Поэт кончил любоваться своей сковородкой.

– Подогреем? – спросил, сверкнув сумасшедшими светлыми глазами. И ответил: – Подогреем-с!

Пыхнул огонь в духовке, Кондаков задвинул туда сковороду. Федор Иванович в это время рассматривал приклеенное над столом цветное фото обнаженной женщины, вырезанное из иностранного журнала.

Поэт дернул гостя за рукав. Они прошли маленькую переднюю и комнату с плотно завешенным окном, в которой на столе среди высохших винных луж стояла лампа без абажура, на полу темнели десятка полтора бутылок, а на стенах висели афиши с крупными буквами: «Иннокентий Кондаков». В другой комнате была видна низкая старинная кровать – квадратный дубовый ящик с темными спинками, на которых поблескивали вырезанные тела длинноволосых волооких дев, летающих среди роз и жар-птиц. Две несвежие подушки, огромное стеганое одеяло, простыни – все стояло комом. Поэт снял закрывающий окно лист фанеры, потянув за шнур, впустил дневной свет, и стали видны грязный паркет, пыль и окурки по углам, грязные разводы и надписи на стенах. «Дурачок!» – было написано на самом видном месте губной помадой.
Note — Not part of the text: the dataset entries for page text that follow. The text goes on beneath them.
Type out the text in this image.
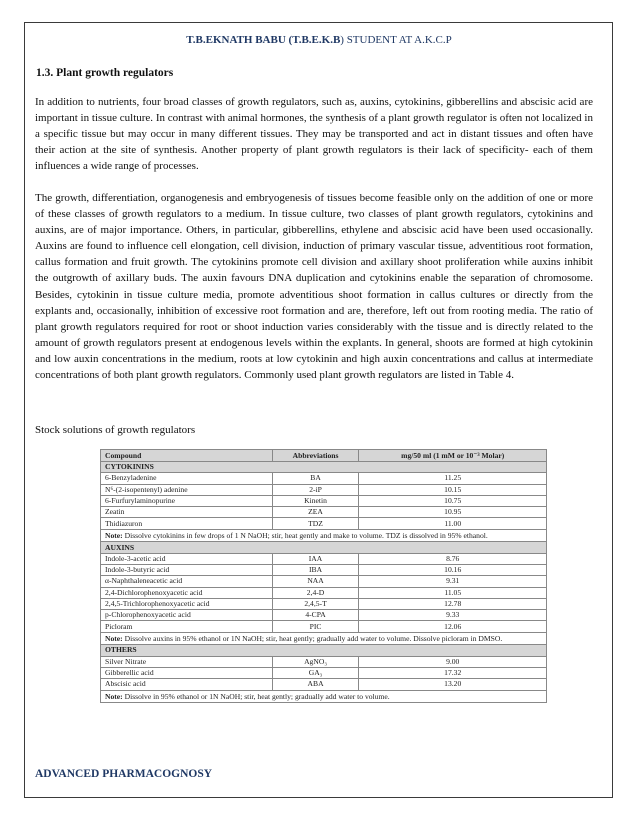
T.B.EKNATH BABU (T.B.E.K.B) STUDENT AT A.K.C.P
1.3. Plant growth regulators

In addition to nutrients, four broad classes of growth regulators, such as, auxins, cytokinins, gibberellins and abscisic acid are important in tissue culture. In contrast with animal hormones, the synthesis of a plant growth regulator is often not localized in a specific tissue but may occur in many different tissues. They may be transported and act in distant tissues and often have their action at the site of synthesis. Another property of plant growth regulators is their lack of specificity- each of them influences a wide range of processes.

The growth, differentiation, organogenesis and embryogenesis of tissues become feasible only on the addition of one or more of these classes of growth regulators to a medium. In tissue culture, two classes of plant growth regulators, cytokinins and auxins, are of major importance. Others, in particular, gibberellins, ethylene and abscisic acid have been used occasionally. Auxins are found to influence cell elongation, cell division, induction of primary vascular tissue, adventitious root formation, callus formation and fruit growth. The cytokinins promote cell division and axillary shoot proliferation while auxins inhibit the outgrowth of axillary buds. The auxin favours DNA duplication and cytokinins enable the separation of chromosome. Besides, cytokinin in tissue culture media, promote adventitious shoot formation in callus cultures or directly from the explants and, occasionally, inhibition of excessive root formation and are, therefore, left out from rooting media. The ratio of plant growth regulators required for root or shoot induction varies considerably with the tissue and is directly related to the amount of growth regulators present at endogenous levels within the explants. In general, shoots are formed at high cytokinin and low auxin concentrations in the medium, roots at low cytokinin and high auxin concentrations and callus at intermediate concentrations of both plant growth regulators. Commonly used plant growth regulators are listed in Table 4.

Stock solutions of growth regulators
Compound	Abbreviations	mg/50 ml (1 mM or 10⁻³ Molar)
CYTOKININS		
6-Benzyladenine	BA	11.25
N⁶-(2-isopentenyl) adenine	2-iP	10.15
6-Furfurylaminopurine	Kinetin	10.75
Zeatin	ZEA	10.95
Thidiazuron	TDZ	11.00
Note: Dissolve cytokinins in few drops of 1 N NaOH; stir, heat gently and make to volume. TDZ is dissolved in 95% ethanol.		
AUXINS		
Indole-3-acetic acid	IAA	8.76
Indole-3-butyric acid	IBA	10.16
α-Naphthaleneacetic acid	NAA	9.31
2,4-Dichlorophenoxyacetic acid	2,4-D	11.05
2,4,5-Trichlorophenoxyacetic acid	2,4,5-T	12.78
p-Chlorophenoxyacetic acid	4-CPA	9.33
Picloram	PIC	12.06
Note: Dissolve auxins in 95% ethanol or 1N NaOH; stir, heat gently; gradually add water to volume. Dissolve picloram in DMSO.		
OTHERS		
Silver Nitrate	AgNO₃	9.00
Gibberellic acid	GA₃	17.32
Abscisic acid	ABA	13.20
Note: Dissolve in 95% ethanol or 1N NaOH; stir, heat gently; gradually add water to volume.		
ADVANCED PHARMACOGNOSY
И в этой комнате висели афиши с той же крупно напечатанной фамилией и несколько фотографий – везде поэт Кондаков, освещенный с трех сторон, в раздумье или в дружеском оскале.
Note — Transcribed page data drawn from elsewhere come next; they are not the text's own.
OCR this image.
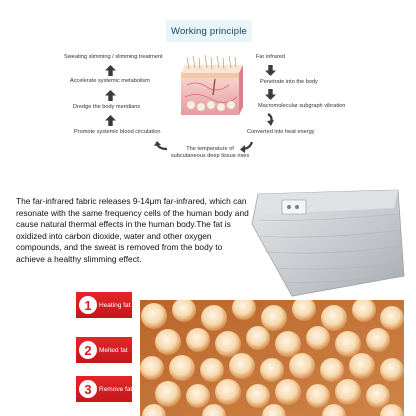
Working principle
Sweating slimming / slimming treatment	Far infrared
Accelerate systemic metabolism	Penetrate into the body
Macromolecular subgraph vibration
Dredge the body meridians
Converted into heat energy
Promote systemic blood circulation
The temperature of
subcutaneous deep tissue rises
The far-infrared fabric releases 9-14μm far-infrared, which can resonate with the same frequency cells of the human body and cause natural thermal effects in the human body.The fat is oxidized into carbon dioxide, water and other oxygen compounds, and the sweat is removed from the body to achieve a healthy slimming effect.
1 Heating fat
2 Melted fat
3 Remove fat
– Здесь я вдохновляюсь, – сказал он, указывая на свое ложе.

– Вижу, вижу. Тебя навещают… – заметил Федор Иванович. – Небось увидят обстановочку и сейчас же наутек.

– Ты не знаешь женщин, Федя. Они, как увидят это, прямо звереют. Женщину надо знать. Окинет взглядом все это – тараканов, бутылки, грязь, – сначала начинает дико хохотать. Потом бросится на меня с кулачками – колотить. И наконец, обессилев, падает… вот сюда. – Он оскалился. – Одна ко мне ходит… ты бы посмотрел. Такая, брат, тихоня, такой младенчик, такая тонкость, куда там! А когда наступает миг – сатана!
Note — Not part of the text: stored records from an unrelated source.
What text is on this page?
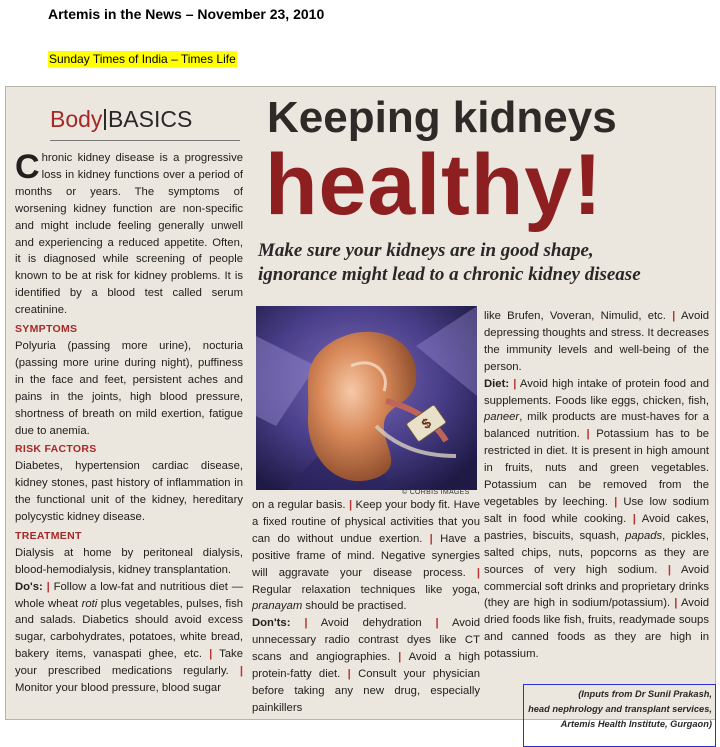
Artemis in the News – November 23, 2010
Sunday Times of India – Times Life
Body BASICS Keeping kidneys
healthy!
Make sure your kidneys are in good shape,
ignorance might lead to a chronic kidney disease

Chronic kidney disease is a progressive loss in kidney functions over a period of months or years. The symptoms of worsening kidney function are non-specific and might include feeling generally unwell and experiencing a reduced appetite. Often, it is diagnosed while screening of people known to be at risk for kidney problems. It is identified by a blood test called serum creatinine.

SYMPTOMS

Polyuria (passing more urine), nocturia (passing more urine during night), puffiness in the face and feet, persistent aches and pains in the joints, high blood pressure, shortness of breath on mild exertion, fatigue due to anemia.

RISK FACTORS

Diabetes, hypertension cardiac disease, kidney stones, past history of inflammation in the functional unit of the kidney, hereditary polycystic kidney disease.

TREATMENT

Dialysis at home by peritoneal dialysis, blood-hemodialysis, kidney transplantation.

Do's: | Follow a low-fat and nutritious diet —whole wheat roti plus vegetables, pulses, fish and salads. Diabetics should avoid excess sugar, carbohydrates, potatoes, white bread, bakery items, vanaspati ghee, etc. | Take your prescribed medications regularly. | Monitor your blood pressure, blood sugar

$
© CORBIS IMAGES

on a regular basis. | Keep your body fit. Have a fixed routine of physical activities that you can do without undue exertion. | Have a positive frame of mind. Negative synergies will aggravate your disease process. | Regular relaxation techniques like yoga, pranayam should be practised.

Don'ts: | Avoid dehydration | Avoid unnecessary radio contrast dyes like CT scans and angiographies. | Avoid a high protein-fatty diet. | Consult your physician before taking any new drug, especially painkillers

like Brufen, Voveran, Nimulid, etc. | Avoid depressing thoughts and stress. It decreases the immunity levels and well-being of the person.

Diet: | Avoid high intake of protein food and supplements. Foods like eggs, chicken, fish, paneer, milk products are must-haves for a balanced nutrition. | Potassium has to be restricted in diet. It is present in high amount in fruits, nuts and green vegetables. Potassium can be removed from the vegetables by leeching. | Use low sodium salt in food while cooking. | Avoid cakes, pastries, biscuits, squash, papads, pickles, salted chips, nuts, popcorns as they are sources of very high sodium. | Avoid commercial soft drinks and proprietary drinks (they are high in sodium/potassium). | Avoid dried foods like fish, fruits, readymade soups and canned foods as they are high in potassium.

(Inputs from Dr Sunil Prakash,
head nephrology and transplant services,
Artemis Health Institute, Gurgaon)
– Хвастун! – сказал Федор Иванович, все еще оглядывая комнату. Его жизнь шла другими дорогами, таких людей и такой обстановки он не видел.

– Пошли! – Принюхавшись, поэт вдруг бросился в кухню.

Федор Иванович уселся за стол, Иннокентий поставил на какую-то книгу горячую сковороду, дал гостю грязную вилку и измазанный в жире нож с расколотой деревянной ручкой.

– Вот тебе хлеб, – он положил на стол два остроконечных батона, – вот запивка, все вино выпили вчера – выставил две бутылки молока. Не отставай! – И, разрезав на сковороде один кусок, сунул в пасть первую порцию.

– Погоди, надо же вилки помыть! И стол…

– Можешь и пол помыть. Разрешаю. – Мотнув головой наотмашь, поэт зубами оторвал часть батона, отправил в рот вторую порцию мяса и подал вслед хороший ком лука.